The three assets traders reach for when markets turn have each disappointed this year. Through 2026, U.S. Treasurys, the Japanese yen, and gold have failed to deliver their expected protection during bouts of market stress, a break from how these havens usually behave.
The trigger is geopolitical. The conflict in Iran that began in February 2026 has fed inflationary pressure and fiscal uncertainty, and that combination has undercut the risk-off demand these assets normally attract.
Yields rise and the yen slides
Instead of falling as buyers pile into safety, 10-year Treasury yields have climbed toward 4.0-4.1%. The Japanese yen tells a similar story: it has depreciated to multi-decade lows despite significant interventions by the Bank of Japan.
The central bank’s buying has not halted the slide, leaving one of the market’s classic havens near record weakness rather than strength.
Gold consolidates below its peak
Gold reached its high in January 2026, but the metal has since settled around $4,400-$4,700 per ounce. A stronger U.S. dollar and higher real yields have capped the move.

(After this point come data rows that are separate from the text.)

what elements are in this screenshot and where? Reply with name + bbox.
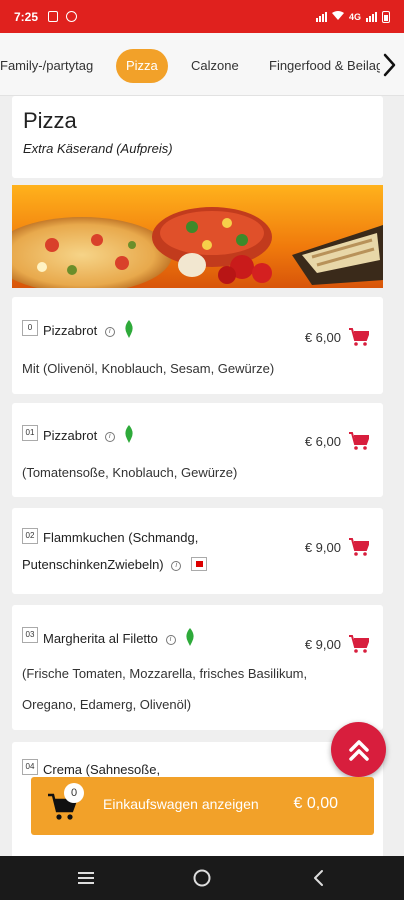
item-number: 03 [22, 627, 38, 643]
view-cart-button[interactable]: 0 Einkaufswagen anzeigen € 0,00 [31, 777, 374, 835]
tab-pizza[interactable]: Pizza [116, 49, 168, 83]
item-description: Mit (Olivenöl, Knoblauch, Sesam, Gewürze… [22, 361, 275, 376]
section-subtitle: Extra Käserand (Aufpreis) [23, 141, 173, 156]
notification-icon [48, 11, 59, 22]
info-icon[interactable]: i [165, 634, 176, 645]
item-number: 04 [22, 759, 38, 775]
item-name: Flammkuchen (Schmandg, [43, 530, 199, 545]
item-description-line2: Oregano, Edamerg, Olivenöl) [22, 697, 192, 712]
menu-item[interactable]: 03 Margherita al Filetto i € 9,00 (Frisc… [12, 605, 383, 730]
signal-icon-2 [366, 11, 377, 22]
section-title: Pizza [23, 108, 77, 133]
section-header: Pizza Extra Käserand (Aufpreis) [12, 96, 383, 178]
add-to-cart-icon[interactable] [349, 538, 369, 556]
tab-fingerfood[interactable]: Fingerfood & Beilagen [259, 49, 380, 83]
item-price: € 9,00 [304, 637, 341, 652]
info-icon[interactable]: i [171, 560, 182, 571]
menu-item[interactable]: 01 Pizzabrot i € 6,00 (Tomatensoße, Knob… [12, 403, 383, 497]
item-name: Margherita al Filetto i [43, 627, 196, 651]
item-price: € 6,00 [304, 330, 341, 345]
add-to-cart-icon[interactable] [349, 328, 369, 346]
item-description: (Tomatensoße, Knoblauch, Gewürze) [22, 465, 238, 480]
item-price: € 6,00 [304, 434, 341, 449]
battery-icon [382, 10, 390, 23]
item-name: Pizzabrot i [43, 319, 135, 343]
menu-item[interactable]: 02 Flammkuchen (Schmandg, PutenschinkenZ… [12, 508, 383, 594]
tab-family-partytag[interactable]: Family-/partytag [0, 49, 103, 83]
info-icon[interactable]: i [104, 326, 115, 337]
vegetarian-leaf-icon [125, 320, 134, 338]
category-bar: Family-/partytag Pizza Calzone Fingerfoo… [0, 33, 404, 96]
add-to-cart-icon[interactable] [349, 635, 369, 653]
system-nav-bar [0, 856, 404, 900]
pizza-banner-image [12, 185, 383, 288]
wifi-icon [331, 10, 344, 23]
item-name: Pizzabrot i [43, 424, 135, 448]
item-price: € 9,00 [304, 540, 341, 555]
home-nav-icon[interactable] [192, 868, 212, 888]
cart-count-badge: 0 [64, 783, 84, 803]
item-number: 02 [22, 528, 38, 544]
add-to-cart-icon[interactable] [349, 432, 369, 450]
status-bar: 7:25 4G [0, 0, 404, 33]
vegetarian-leaf-icon [186, 628, 194, 646]
vegetarian-leaf-icon [125, 425, 134, 443]
tab-calzone[interactable]: Calzone [181, 49, 249, 83]
spicy-flag-icon [190, 557, 207, 571]
item-name-text: Pizzabrot [43, 428, 98, 443]
menu-item[interactable]: 0 Pizzabrot i € 6,00 Mit (Olivenöl, Knob… [12, 297, 383, 394]
item-name-line2: PutenschinkenZwiebeln) i [22, 553, 207, 577]
chevron-right-icon[interactable] [378, 51, 400, 79]
item-name-text: Pizzabrot [43, 323, 98, 338]
cart-total: € 0,00 [293, 795, 338, 812]
item-name-text: Margherita al Filetto [43, 631, 158, 646]
item-number: 0 [22, 320, 38, 336]
item-number: 01 [22, 425, 38, 441]
cart-label: Einkaufswagen anzeigen [103, 796, 259, 812]
data-saver-icon [66, 11, 78, 22]
signal-icon [315, 11, 327, 22]
item-name-text: PutenschinkenZwiebeln) [22, 557, 164, 572]
info-icon[interactable]: i [104, 431, 115, 442]
status-time: 7:25 [14, 9, 39, 24]
menu-nav-icon[interactable] [76, 868, 96, 888]
item-description: (Frische Tomaten, Mozzarella, frisches B… [22, 666, 308, 681]
category-tabs: Family-/partytag Pizza Calzone Fingerfoo… [0, 33, 380, 95]
scroll-top-button[interactable] [331, 722, 386, 777]
network-type: 4G [348, 11, 361, 22]
scroll-top-icon [348, 739, 369, 761]
back-nav-icon[interactable] [309, 868, 329, 888]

Market pricing reflects the cooler mood, with a moderate decrease in the probability of gold reaching $4,600.
What could shift the picture
Developments in the Middle East may prove decisive, as a formal peace treaty could further affect gold’s safe-haven premium. Federal Reserve policy matters too, particularly any signal that interest rates will stay high for longer. For now, the assets built to protect portfolios are the ones testing them.